レイズ移籍の上沢直之と専大松戸の恩師・持丸監督の絆!名将の一言がMLBの道へつながった!【主筆・河嶋宗一コラム『グラカン』vol.3】
皆さん、こんにちは!! 『高校野球ドットコム』の河嶋宗一です。私・河嶋が「これまでグラウンドで見てきた感動シーン」(略して『グラカン』)をみなさまにお届けしています! 【一覧】2023年 プロ野球 引退・退団・戦力外・トレード・移籍選手リスト 3回目はレイズ移籍が決まった上沢 直之投手の専大松戸時代を振り返っていきます。 上沢投手は、日本ハムのローテーション投手として活躍し、通算70勝、投球回数1118.1回と在籍12年で、一流投手に相応しい活躍を残しました。千葉の高校野球をずっと見てきている私からすれば、名門と呼ばれ、さらに好投手を次々と輩出する専大松戸の先駆者的な存在だと捉えています。
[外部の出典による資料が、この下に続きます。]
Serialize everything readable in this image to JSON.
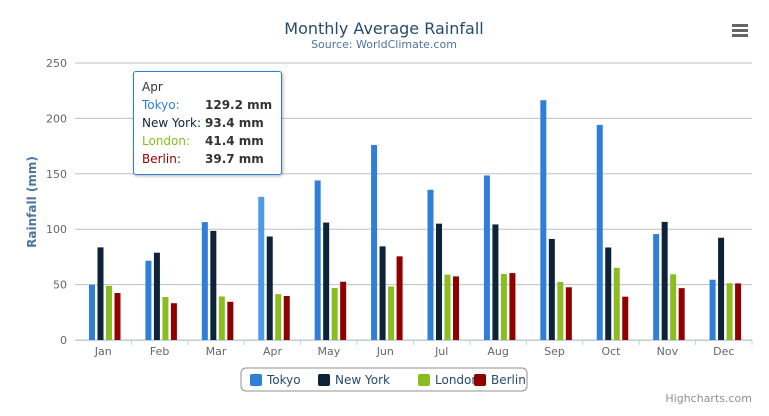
{
  "chart_data": {
    "type": "bar",
    "title": "Monthly Average Rainfall",
    "subtitle": "Source: WorldClimate.com",
    "xlabel": "",
    "ylabel": "Rainfall (mm)",
    "ylim": [
      0,
      250
    ],
    "yticks": [
      0,
      50,
      100,
      150,
      200,
      250
    ],
    "grid": true,
    "legend": "bottom-center",
    "categories": [
      "Jan",
      "Feb",
      "Mar",
      "Apr",
      "May",
      "Jun",
      "Jul",
      "Aug",
      "Sep",
      "Oct",
      "Nov",
      "Dec"
    ],
    "series": [
      {
        "name": "Tokyo",
        "color": "#2f7ed8",
        "values": [
          49.9,
          71.5,
          106.4,
          129.2,
          144.0,
          176.0,
          135.6,
          148.5,
          216.4,
          194.1,
          95.6,
          54.4
        ]
      },
      {
        "name": "New York",
        "color": "#0d233a",
        "values": [
          83.6,
          78.8,
          98.5,
          93.4,
          106.0,
          84.5,
          105.0,
          104.3,
          91.2,
          83.5,
          106.6,
          92.3
        ]
      },
      {
        "name": "London",
        "color": "#8bbc21",
        "values": [
          48.9,
          38.8,
          39.3,
          41.4,
          47.0,
          48.3,
          59.0,
          59.6,
          52.4,
          65.2,
          59.3,
          51.2
        ]
      },
      {
        "name": "Berlin",
        "color": "#910000",
        "values": [
          42.4,
          33.2,
          34.5,
          39.7,
          52.6,
          75.5,
          57.4,
          60.4,
          47.6,
          39.1,
          46.8,
          51.1
        ]
      }
    ]
  },
  "tooltip": {
    "header": "Apr",
    "rows": [
      {
        "label": "Tokyo:",
        "value": "129.2 mm",
        "color": "#2f7ed8"
      },
      {
        "label": "New York:",
        "value": "93.4 mm",
        "color": "#0d233a"
      },
      {
        "label": "London:",
        "value": "41.4 mm",
        "color": "#8bbc21"
      },
      {
        "label": "Berlin:",
        "value": "39.7 mm",
        "color": "#910000"
      }
    ]
  },
  "credits": "Highcharts.com",
  "menu_icon": "hamburger-menu-icon"
}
専大松戸を名門に、上沢投手をプロに送り込んだ持丸監督の存在
母校でもある専大松戸は2015年夏の甲子園初出場から現在まで、夏は計3回、選抜は計2回出場しており、昨秋の関東大会にも出場し、千葉の高校野球をリードしています。 そんな専大松戸を強くして、そして上沢投手をプロ野球に導いたのが持丸 修一監督です。持丸監督は竜ヶ崎一出身で、選手としては1966年夏の甲子園に出場。27歳で母校の監督に就任。1990年夏に甲子園出場。その後、異動した藤代でも甲子園出場に導き、2003年9月には茨城の名門・常総学院の監督に就任し、ここまで3度の甲子園出場に導きます。まさに甲子園請負人である持丸監督が専大松戸の監督に就任したのは2007年12月となります。 当時の専大松戸は2006年にベスト16入りしていますが、2007年夏は初戦敗退に終わり、低迷期に入っていた時期でした。就任して最初の夏は2回戦敗退。そして2009年、上沢投手が入学します。この世代は入学から持丸監督のもとでプレーする節目の世代で本格的に強化をしていました。 上沢投手とともに140キロ台の速球を投げ込む投手として注目された林田 かずな投手(専修大)、スラッガーとして注目された重野 雄一郎外野手(専修大-JR東日本東北)など投打に能力の高い選手が揃っていました。その専大松戸の選手たちのポテンシャルの高さを実感させられたのは、彼らが2年春となった県大会です。 2回戦でセンバツ帰りの東海大望洋(現・東海大市原望洋)と対戦。打線は速球投手の長友 昭憲(東海大-JFE東日本)を攻略し、計9得点。上沢投手は7回12奪三振の快投で、投打ともに東海大望洋を圧倒し、コールド勝ちを収めました。 その時の上沢投手の投球を目の当たりにして、衝撃を受けました。縦振りの投球フォームから繰り出す140キロ台の直球、縦に鋭く落ちる変化球で次々と三振を奪う投球に魅了され、その後も追いかけるようになりました。 上沢投手は千葉の強豪校と名勝負を演じる投球を見せていきます。2年秋には優勝候補・習志野相手に1対0で完封したり、2年夏では初戦で鈴木 康平投手(巨人)擁する千葉明徳と対戦。プロ注目右腕同士の対決に多数の球団スカウト、マスコミが集結したことを覚えています。試合は6対6の引き分け再試合となり、再試合では5対2で勝利しましたが、4回戦の東京学館浦安戦に敗れ、上沢投手は甲子園に出場することなく、夏を終えることになりました。 それでも上沢投手の3年間で専大松戸はかなり地位を高め、常に甲子園を狙える強豪校にステップアップした時期だったと思います。同時に人気も高くなり、優秀な選手が絶え間なく専大松戸の門を叩くことになりました。この世代の成長がなければ強化は順調に進んでいなかったかもしれません。